His concerns are echoed by others.

The Telecom Act, 2023, according to the Internet Freedom Foundation (IFF), continues to hang on to the colonial provisions of its 1885 predecessor it purportedly aims to overhaul.

"It misses a huge opportunity to reform the telecom sector and create a rights-centric law that protects user rights instead of infringing on them," the IFF said.

Tejasi Panjiar, Associate Policy Counsel, IFF said the act itself is vague and it's difficult for common people to understand.

The Act wasn't drafted following proper parliamentary procedures and bypassed public interest considerations, she said.

Dr Y Nithyanandam, professor and head of the Takshashila Institution's Geospatial Program, underscored the critical importance of national security in today's complex global landscape.

However, he critiqued the expansive extension of authority to government agencies, suggesting it could have been managed more judiciously without overreaching.

Big brotherly?

According to the Internet Freedom Foundation, Section 19(F) empowers the government to set encryption and data processing standards, but the justification of "public safety" is open to misuse.

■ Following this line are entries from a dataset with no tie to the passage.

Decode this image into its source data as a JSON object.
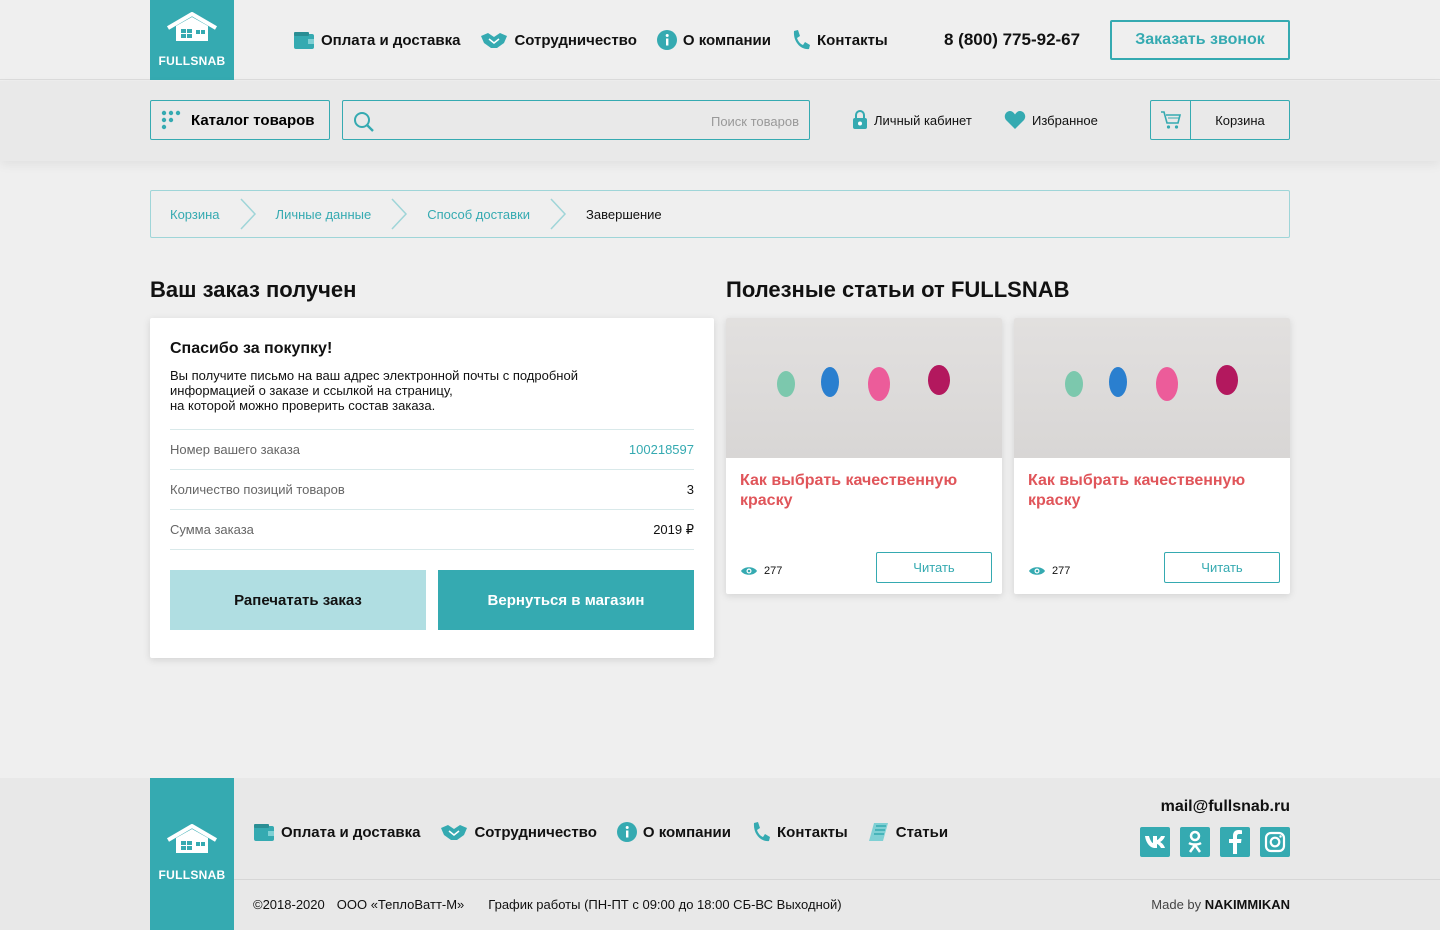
{
  "brand": {
    "name": "FULLSNAB"
  },
  "header": {
    "nav": [
      {
        "label": "Оплата и доставка",
        "icon": "wallet-icon"
      },
      {
        "label": "Сотрудничество",
        "icon": "handshake-icon"
      },
      {
        "label": "О компании",
        "icon": "info-icon"
      },
      {
        "label": "Контакты",
        "icon": "phone-icon"
      }
    ],
    "phone": "8 (800) 775-92-67",
    "callback_label": "Заказать звонок",
    "catalog_label": "Каталог товаров",
    "search_placeholder": "Поиск товаров",
    "cabinet_label": "Личный кабинет",
    "favorites_label": "Избранное",
    "cart_label": "Корзина"
  },
  "breadcrumb": [
    "Корзина",
    "Личные данные",
    "Способ доставки",
    "Завершение"
  ],
  "order": {
    "section_title": "Ваш заказ получен",
    "thanks": "Спасибо за покупку!",
    "description": "Вы получите письмо на ваш адрес электронной почты с подробной\nинформацией о заказе и ссылкой на страницу,\nна которой можно проверить состав заказа.",
    "rows": [
      {
        "label": "Номер вашего заказа",
        "value": "100218597"
      },
      {
        "label": "Количество позиций товаров",
        "value": "3"
      },
      {
        "label": "Сумма заказа",
        "value": "2019 ₽"
      }
    ],
    "print_label": "Рапечатать заказ",
    "back_label": "Вернуться в магазин"
  },
  "articles": {
    "section_title": "Полезные статьи от FULLSNAB",
    "items": [
      {
        "title": "Как выбрать качественную краску",
        "views": "277",
        "read_label": "Читать"
      },
      {
        "title": "Как выбрать качественную краску",
        "views": "277",
        "read_label": "Читать"
      }
    ]
  },
  "footer": {
    "nav": [
      {
        "label": "Оплата и доставка",
        "icon": "wallet-icon"
      },
      {
        "label": "Сотрудничество",
        "icon": "handshake-icon"
      },
      {
        "label": "О компании",
        "icon": "info-icon"
      },
      {
        "label": "Контакты",
        "icon": "phone-icon"
      },
      {
        "label": "Статьи",
        "icon": "articles-icon"
      }
    ],
    "email": "mail@fullsnab.ru",
    "socials": [
      "vk-icon",
      "odnoklassniki-icon",
      "facebook-icon",
      "instagram-icon"
    ],
    "copyright": "©2018-2020",
    "company": "ООО «ТеплоВатт-М»",
    "schedule": "График работы (ПН-ПТ с 09:00 до 18:00 СБ-ВС Выходной)",
    "made_by_prefix": "Made by",
    "made_by_name": "NAKIMMIKAN"
  },
  "colors": {
    "accent": "#35aab1",
    "accent_light": "#b0dee2",
    "article_title": "#e0555a",
    "background": "#efefef"
  }
}
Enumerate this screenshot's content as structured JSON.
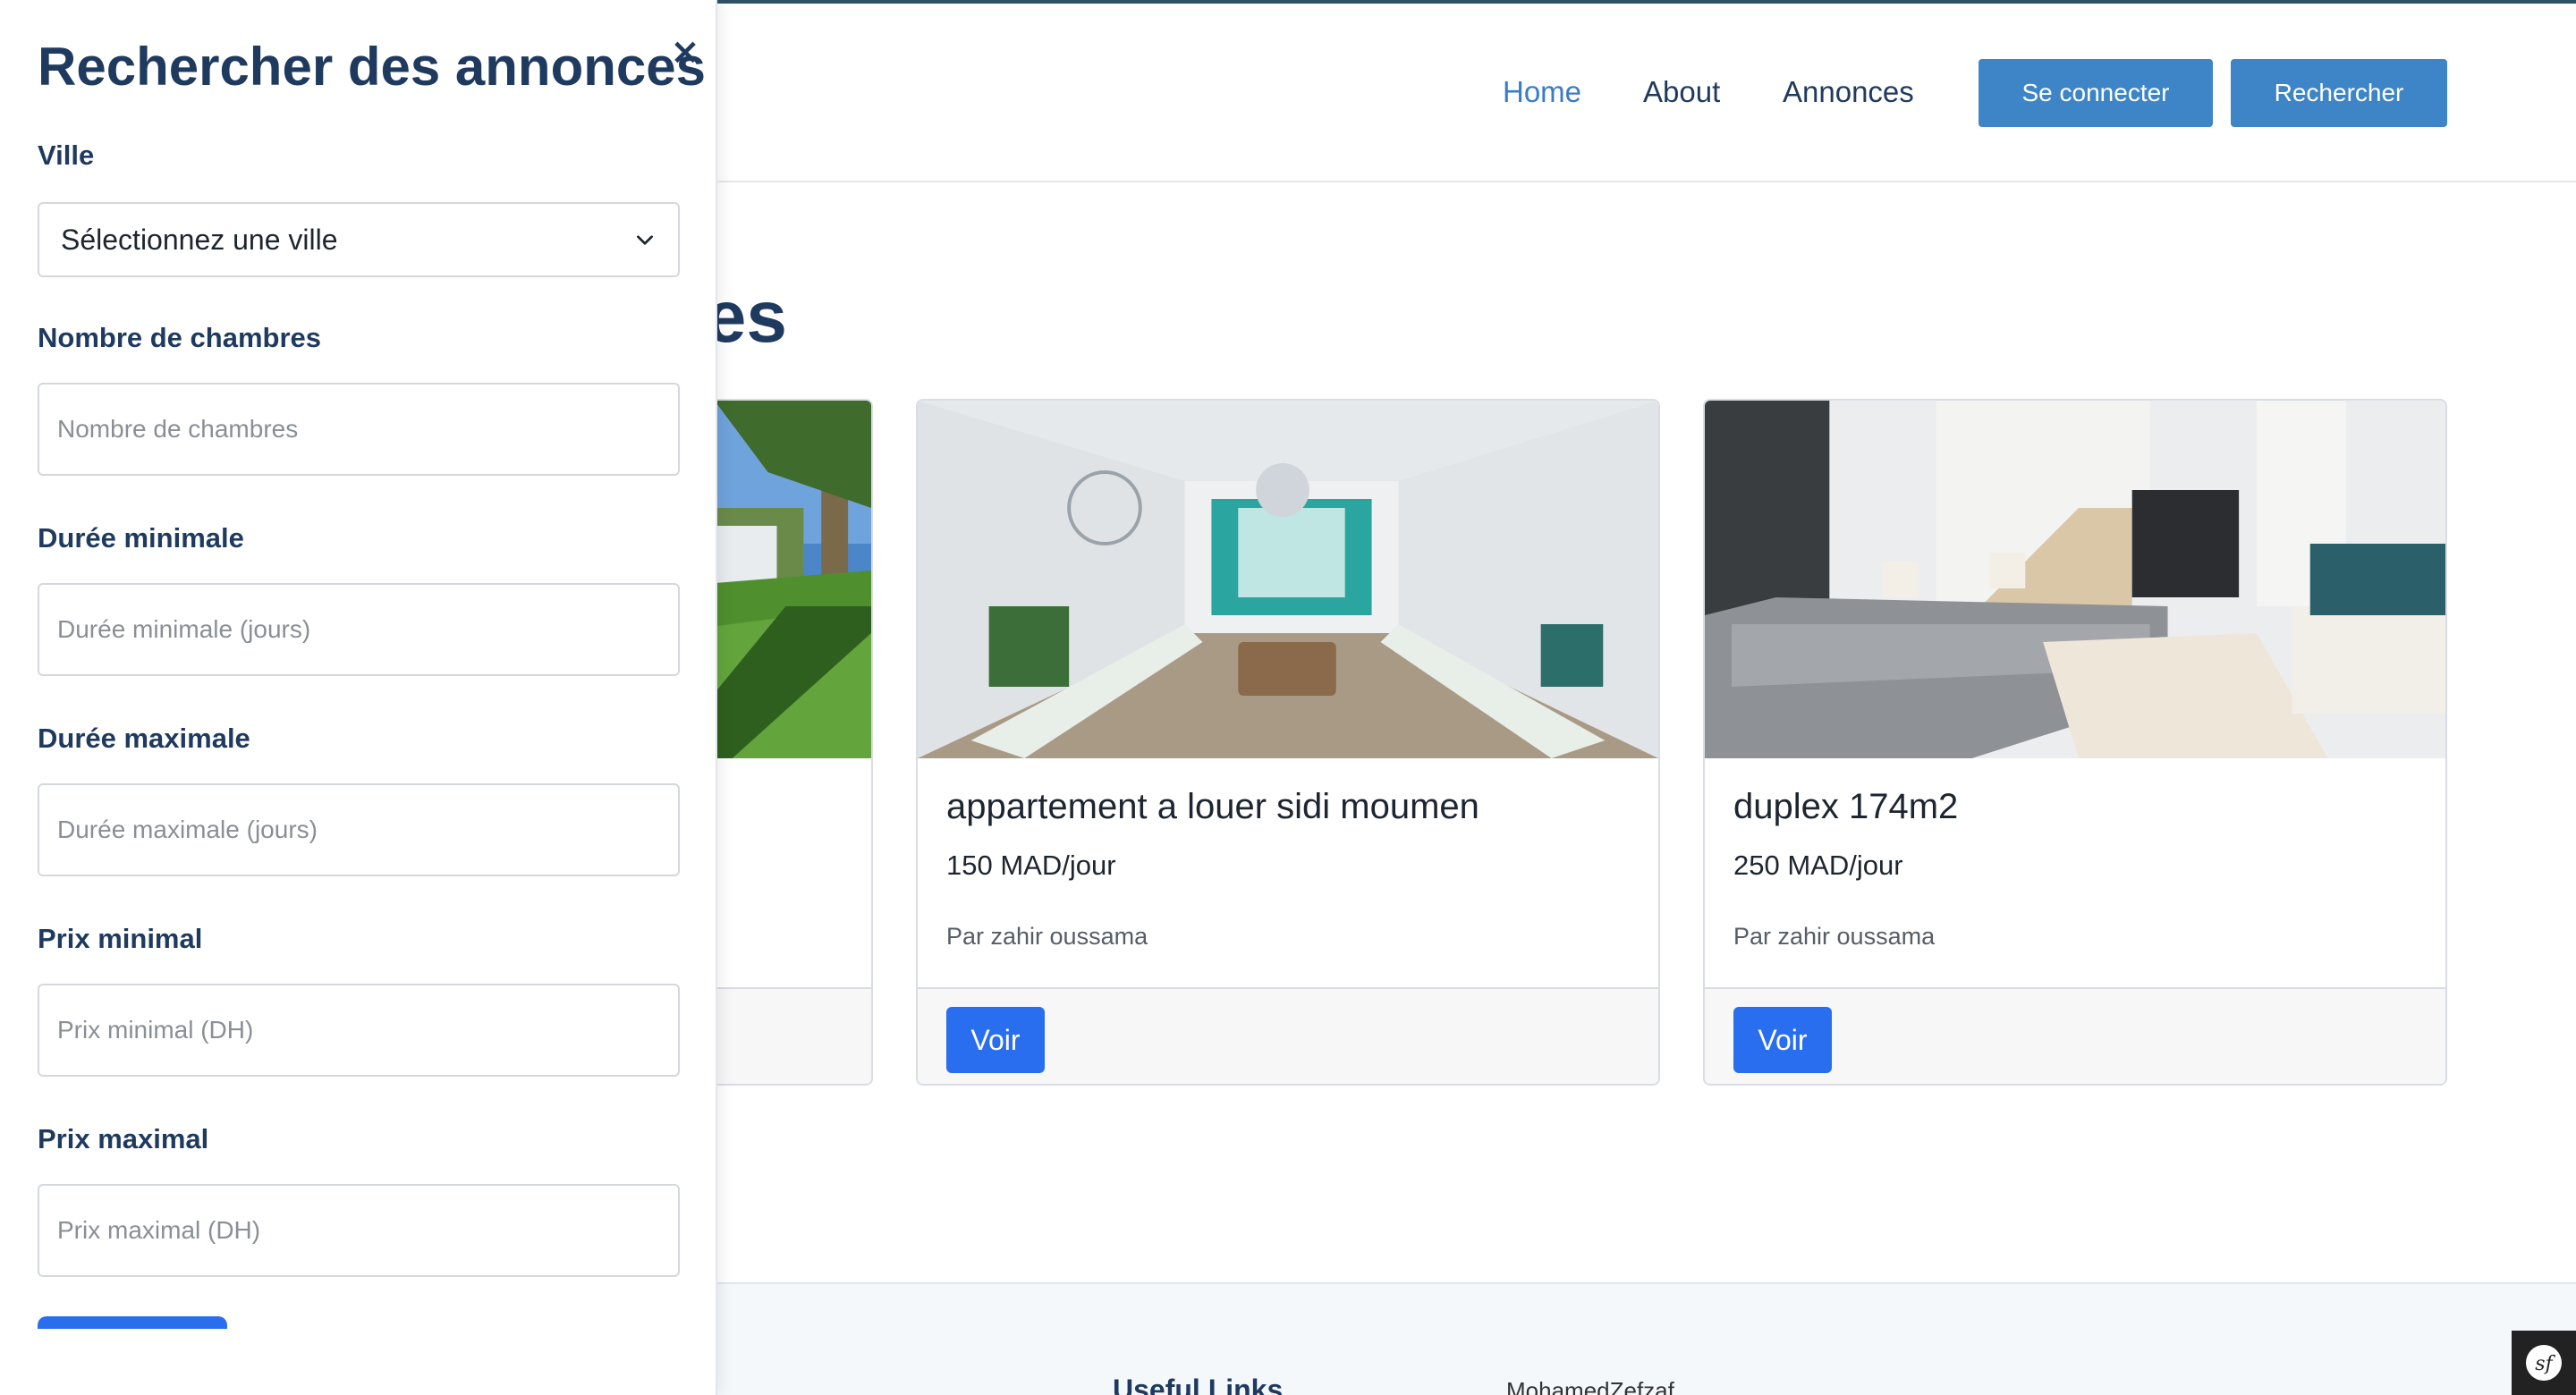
{
  "nav": {
    "items": [
      "Home",
      "About",
      "Annonces"
    ],
    "login_label": "Se connecter",
    "search_label": "Rechercher"
  },
  "main": {
    "section_title_visible": "es"
  },
  "listings": [
    {
      "title": "",
      "price": "",
      "owner": "",
      "button": ""
    },
    {
      "title": "appartement a louer sidi moumen",
      "price": "150 MAD/jour",
      "owner": "Par zahir oussama",
      "button": "Voir"
    },
    {
      "title": "duplex 174m2",
      "price": "250 MAD/jour",
      "owner": "Par zahir oussama",
      "button": "Voir"
    }
  ],
  "footer": {
    "links_heading": "Useful Links",
    "author": "MohamedZefzaf"
  },
  "search_panel": {
    "title": "Rechercher des annonces",
    "close_glyph": "×",
    "city_label": "Ville",
    "city_selected": "Sélectionnez une ville",
    "rooms_label": "Nombre de chambres",
    "rooms_placeholder": "Nombre de chambres",
    "min_duration_label": "Durée minimale",
    "min_duration_placeholder": "Durée minimale (jours)",
    "max_duration_label": "Durée maximale",
    "max_duration_placeholder": "Durée maximale (jours)",
    "min_price_label": "Prix minimal",
    "min_price_placeholder": "Prix minimal (DH)",
    "max_price_label": "Prix maximal",
    "max_price_placeholder": "Prix maximal (DH)"
  },
  "colors": {
    "accent": "#3d85c6",
    "primary_button": "#2a6ef0",
    "heading": "#1f3a5f"
  }
}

Section 29 compels users to provide accurate identification while obtaining telecom services. If applied to internet services, this could restrict anonymity and harm whistleblowers and journalists who rely on it.

Sections 43 and 44 grant authorities broad search and information-gathering powers. The lack of clear guidelines and the use of ambiguous terms raise privacy concerns, especially if applied to internet services.

Incomplete Framework: The Act relies on yet-to-be-notified rules for crucial aspects like interception procedures and safeguards. This creates uncertainty and delays enforcement.

Overall, the Telecom Act is seen by experts as a missed opportunity for reform. The vague language and broad powers granted to the government raise concerns about potential misuse and privacy violations.